Based on a recent market monitoring conducted by the EcoWaste Coalition, all the 12 brands of CFLs that it bought from major supermarkets and hardware stores contain no mercury warning labels, and none provided information about the amount of mercury each product contains.
Among these 12 CFL products were Akari, Amarflex, Delta, Firefly, GE, Luxen, Omni, Osram, Panasonic, Philips, Sylvania and Toshiba.
While providing energy efficiency information and other labeling requirements, the CFLs may be deemed mislabeled under Article 91 of R.A. 7394 for failing to provide mercury warning information and other pertinent facts, the groups observed.
Citing R.A. 7394’s Article 91, the groups said that a product containing hazardous substances is deemed mislabeled if it fails to state conspicuously the common name of the chemical contributing to its harmfulness and the signal word “warning” or “caution.”
The said law further requires “a clear statement as to the possible injury it may cause if used improperly,” “precautionary measures describing the action to be followed or avoided,” “instructions for handling and storage,” and the words “keep out of reach of children,” among other requirements.
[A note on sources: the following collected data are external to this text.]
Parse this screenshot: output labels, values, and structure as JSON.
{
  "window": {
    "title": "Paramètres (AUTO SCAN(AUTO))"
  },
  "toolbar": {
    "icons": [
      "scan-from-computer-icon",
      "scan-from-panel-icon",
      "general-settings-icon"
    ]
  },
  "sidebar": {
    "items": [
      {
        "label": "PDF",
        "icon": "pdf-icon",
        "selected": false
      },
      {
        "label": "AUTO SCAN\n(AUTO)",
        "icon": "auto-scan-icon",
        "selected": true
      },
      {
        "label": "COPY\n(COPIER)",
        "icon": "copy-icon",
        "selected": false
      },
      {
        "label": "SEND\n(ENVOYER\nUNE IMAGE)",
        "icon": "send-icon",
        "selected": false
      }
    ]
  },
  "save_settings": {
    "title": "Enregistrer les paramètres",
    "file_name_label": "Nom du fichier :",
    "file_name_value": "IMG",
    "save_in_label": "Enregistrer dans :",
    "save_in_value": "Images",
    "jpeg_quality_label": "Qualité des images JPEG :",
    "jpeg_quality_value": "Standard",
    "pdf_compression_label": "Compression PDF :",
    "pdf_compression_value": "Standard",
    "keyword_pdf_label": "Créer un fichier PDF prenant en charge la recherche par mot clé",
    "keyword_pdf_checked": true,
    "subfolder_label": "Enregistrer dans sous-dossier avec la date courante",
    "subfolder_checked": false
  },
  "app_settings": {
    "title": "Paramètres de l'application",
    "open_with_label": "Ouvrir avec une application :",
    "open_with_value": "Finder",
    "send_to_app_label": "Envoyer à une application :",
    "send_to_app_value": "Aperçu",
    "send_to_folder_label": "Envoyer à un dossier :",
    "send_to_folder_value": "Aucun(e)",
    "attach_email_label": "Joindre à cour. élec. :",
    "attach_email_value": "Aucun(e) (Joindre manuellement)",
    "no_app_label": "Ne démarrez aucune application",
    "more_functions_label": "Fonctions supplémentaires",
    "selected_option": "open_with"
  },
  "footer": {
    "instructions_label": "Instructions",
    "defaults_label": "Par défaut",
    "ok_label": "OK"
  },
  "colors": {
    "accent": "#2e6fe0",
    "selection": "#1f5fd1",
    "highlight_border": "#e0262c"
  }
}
Aside from the health and safety considerations, specifying the mercury content on the packaging and the lamp itself will facilitate proper identification and inventory of certain CFLs to be phased out by 2020 under the Minamata Convention on Mercury to be signed in October 2013, the groups said.
Under the Mercury Treaty, the manufacture, import or export of CFLs equal to or less than 30 watts with more than 5 mg of mercury per bulb shall not be allowed by 2020.
Also to phased out by 2020 are triband phosphor linear fluorescent lamps (LFLs) less than 60 watts with mercury content exceeding 5 mg per lamp, and halophosphate LFLs less than or equal to 40 watts with mercury content exceeding 10 mg per lamp.
In the case study on CFLs prepared by the EcoWaste Coalition and included in the UNEP 2011 “Study on the Possible Effects on Human Health and the Environment in Asia and the Pacific of the Trade of Products Containing Lead, Cadmium and Mercury,” the group put forward several recommendations to safeguard the public health and the environment from mismanaged CFLs that often end up in waste heaps, bins and dumps.
Among their recommendations to the government were the following:
1. Adopt and enforce a deliberate policy to allow only the importation, distribution, sale and use of low-mercury CFLs and with proper labeling.
2. Reiterate the legal classification of spent CFLs as “special waste” that should be appropriately treated as hazardous waste in an environmentally-sound manner, and not simply dispose of in dumps or landfills along with residual trash.
3. Introduce Extended Producer Responsibility policy or a mandatory take-back scheme that will make manufacturers, importers, retailers or distributors responsible for the management of CFLs after their useful lives.